JAY RESPONDS: I do, indeed, have a bit of a funky imagination, Stan. Let me give you a dose: I see a lot of people running around busily without any real work to invest themselves into. We are run by these devices that we’ve come to love and be deceived by and we do work that generally doesn’t mean anything. My favorite time spent with people is when we don’t have our phones or computers or obligations to things we neither need nor enjoy. Usually this is in the outdoors, where we are physically removed from the reaches of WiFi. What I see are a lot of people fooling themselves that what they are doing matters. So here’s where my funky imagination kicked in: What if we all did work that mattered, that pointed towards some tangible end (like, for instance… preparing the way for Christ’s coming kingdom)? Then, there’d be a whole lot less frenetic business and a whole lot more enjoyment and delight in our work and others, and I think that would help repair this world.  Like I said, a funky imagination, right?

JAY TO STAN: You’ve been a pastor and environmental rock star; I’m sure you’ve encountered your fair share of failures of imagination. So I’m going to take your question and spin it on its head. I’d be interested to hear about a time when you were frustrated because you encountered a general lack of imagination. How do we work alongside of people who have no imagination?

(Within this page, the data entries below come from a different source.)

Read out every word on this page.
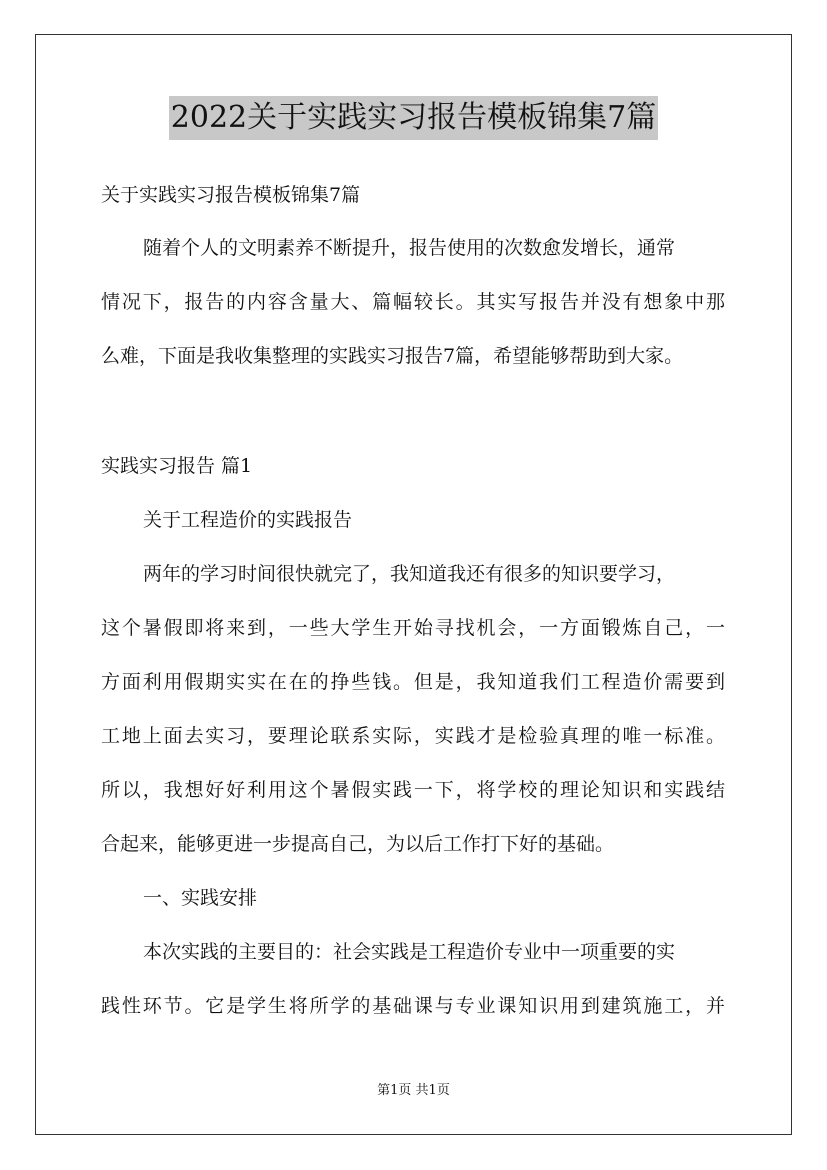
2022关于实践实习报告模板锦集7篇
关于实践实习报告模板锦集7篇
随着个人的文明素养不断提升，报告使用的次数愈发增长，通常
情况下，报告的内容含量大、篇幅较长。其实写报告并没有想象中那
么难，下面是我收集整理的实践实习报告7篇，希望能够帮助到大家。
实践实习报告 篇1
关于工程造价的实践报告
两年的学习时间很快就完了，我知道我还有很多的知识要学习，
这个暑假即将来到，一些大学生开始寻找机会，一方面锻炼自己，一
方面利用假期实实在在的挣些钱。但是，我知道我们工程造价需要到
工地上面去实习，要理论联系实际，实践才是检验真理的唯一标准。
所以，我想好好利用这个暑假实践一下，将学校的理论知识和实践结
合起来，能够更进一步提高自己，为以后工作打下好的基础。
一、实践安排
本次实践的主要目的：社会实践是工程造价专业中一项重要的实
践性环节。它是学生将所学的基础课与专业课知识用到建筑施工，并
第1页 共1页
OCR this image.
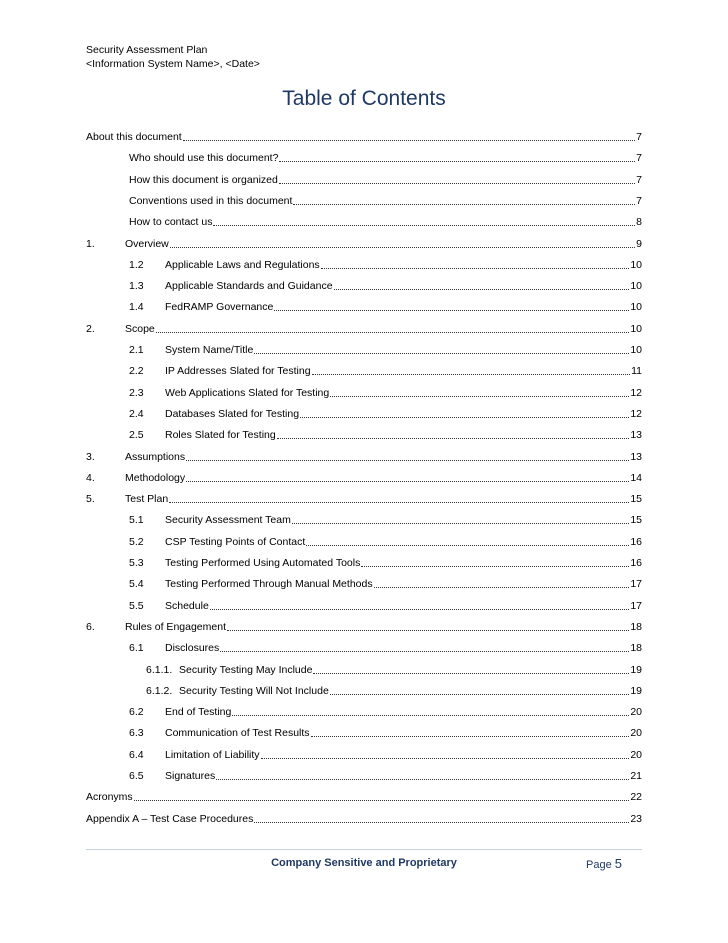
Security Assessment Plan
<Information System Name>, <Date>
Table of Contents
About this document	7
Who should use this document?	7
How this document is organized	7
Conventions used in this document	7
How to contact us	8
1.	Overview	9
1.2	Applicable Laws and Regulations	10
1.3	Applicable Standards and Guidance	10
1.4	FedRAMP Governance	10
2.	Scope	10
2.1	System Name/Title	10
2.2	IP Addresses Slated for Testing	11
2.3	Web Applications Slated for Testing	12
2.4	Databases Slated for Testing	12
2.5	Roles Slated for Testing	13
3.	Assumptions	13
4.	Methodology	14
5.	Test Plan	15
5.1	Security Assessment Team	15
5.2	CSP Testing Points of Contact	16
5.3	Testing Performed Using Automated Tools	16
5.4	Testing Performed Through Manual Methods	17
5.5	Schedule	17
6.	Rules of Engagement	18
6.1	Disclosures	18
6.1.1. Security Testing May Include	19
6.1.2. Security Testing Will Not Include	19
6.2	End of Testing	20
6.3	Communication of Test Results	20
6.4	Limitation of Liability	20
6.5	Signatures	21
Acronyms	22
Appendix A – Test Case Procedures	23
Company Sensitive and Proprietary	Page 5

STAN RESPONDS: What a good, searching question, Jay! Memories that come to mind are the handful of times over the years where I have been told by sisters or brothers that I am “going to hell” and that – “There is no way that you could be a Christian and be doing [the creation care work that] you are doing.” Wow. What a distressing failure of imagination. While the coldness or the legalism of the remark is striking, something far worse is revealed. It is that Christians of this ilk are following a half-mighty god instead of the Almighty God. If God does not care for his creation, then God is not all mighty. In working with Christians who cannot imagine a God who cares for what God has made, we need deep patience and enduring love.  I long for a church that lives up to the full potential of the kingdom. I pray for the day when, as my brother says above, we work toward “preparing the way for Christ’s coming kingdom.” You nailed it, Jay.